Anja Piel MdL

Fraktionsvorsitzende

Tierschutzverbandsklagerecht wird eingeführt

Anja Piel: Wir geben Tieren eine Stimme

Heute (5. April 2017) haben SPD und Grüne im Niedersächsischen Landtag den Entwurf eines Gesetzes über Mitwirkungs- und Klagerechte von Tierschutzorganisationen beschlossen. Das Gesetz ermöglicht anerkannten Tierschutzorganisationen, in bestimmten Genehmigungs- und Erlaubnisverfahren mitzuwirken und Feststellungsklagen nach Maßgabe der Verwaltungsgerichtsordnung einzureichen.
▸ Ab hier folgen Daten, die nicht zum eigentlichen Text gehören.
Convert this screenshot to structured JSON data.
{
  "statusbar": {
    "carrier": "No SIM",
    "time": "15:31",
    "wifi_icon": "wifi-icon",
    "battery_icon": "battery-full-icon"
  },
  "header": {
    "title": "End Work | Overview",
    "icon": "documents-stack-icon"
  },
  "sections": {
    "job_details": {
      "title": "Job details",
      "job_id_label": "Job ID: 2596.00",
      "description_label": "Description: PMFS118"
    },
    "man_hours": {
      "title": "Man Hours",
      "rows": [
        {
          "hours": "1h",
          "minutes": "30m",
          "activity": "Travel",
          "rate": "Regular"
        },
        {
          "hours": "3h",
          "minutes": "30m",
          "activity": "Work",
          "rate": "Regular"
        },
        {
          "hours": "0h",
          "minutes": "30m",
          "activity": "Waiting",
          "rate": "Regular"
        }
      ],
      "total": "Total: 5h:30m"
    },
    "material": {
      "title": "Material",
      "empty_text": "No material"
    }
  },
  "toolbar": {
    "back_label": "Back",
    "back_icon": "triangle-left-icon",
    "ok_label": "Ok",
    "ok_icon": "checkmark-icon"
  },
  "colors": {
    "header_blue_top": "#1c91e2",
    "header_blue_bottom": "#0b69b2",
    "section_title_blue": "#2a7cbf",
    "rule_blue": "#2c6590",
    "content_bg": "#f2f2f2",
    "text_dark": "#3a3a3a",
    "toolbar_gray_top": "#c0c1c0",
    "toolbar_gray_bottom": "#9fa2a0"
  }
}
„Mit diesem Recht erhalten Tierschützer eine Stellvertreterposition, um für die Rechte der Tiere eintreten zu können“, so Anja Piel, Grüne Abgeordnete aus Fischbeck. Damit sei es endlich nicht mehr nur den Tierhaltern und -nutzern möglich, bei Verstoß gegen Tier-Interessen zu klagen, sondern ebenfalls den Tierschützern: Etwa bei tierschutzwidrigen Bau- und emissionsschutzrechtlichen Genehmigungen, oder bei Verstößen gegen das Tierschutzgesetz bei Tierversuchen oder in der Tierzucht zu Tierversuchszwecken. „Tiere können nicht selbst vor Gericht ziehen, deswegen müssen wir Tierschutzorganisationen ermöglichen, dies stellvertretend zu tun. Wir geben den Tieren eine Stimme!“

Das Tierschutzverbandsklagerecht stellt ein Pendant zur naturschutzrechtlichen Verbandsklage dar. Und auch wenn es sich bei der Feststellungsklage um eine abgeschwächte Klageform handele, sei sie wirksam. Kann ein tierschutzrelevantes Genehmigungsverfahren oder Ähnliches beklagt werden, prüfen Behörden sorgfältiger, ob der Tatbestand dem geltenden Tierschutzrecht entspricht, denn behördliche Fehlentscheidungen können korrigiert werden. „Wir Grünen hätten uns noch schärfere Klageformen gewünscht. Das jetzige Gesetz ist aber auf jeden Fall ein Meilenstein bei der tatsächlichen Umsetzung von Tierschutzanforderungen“, erklärt Piel.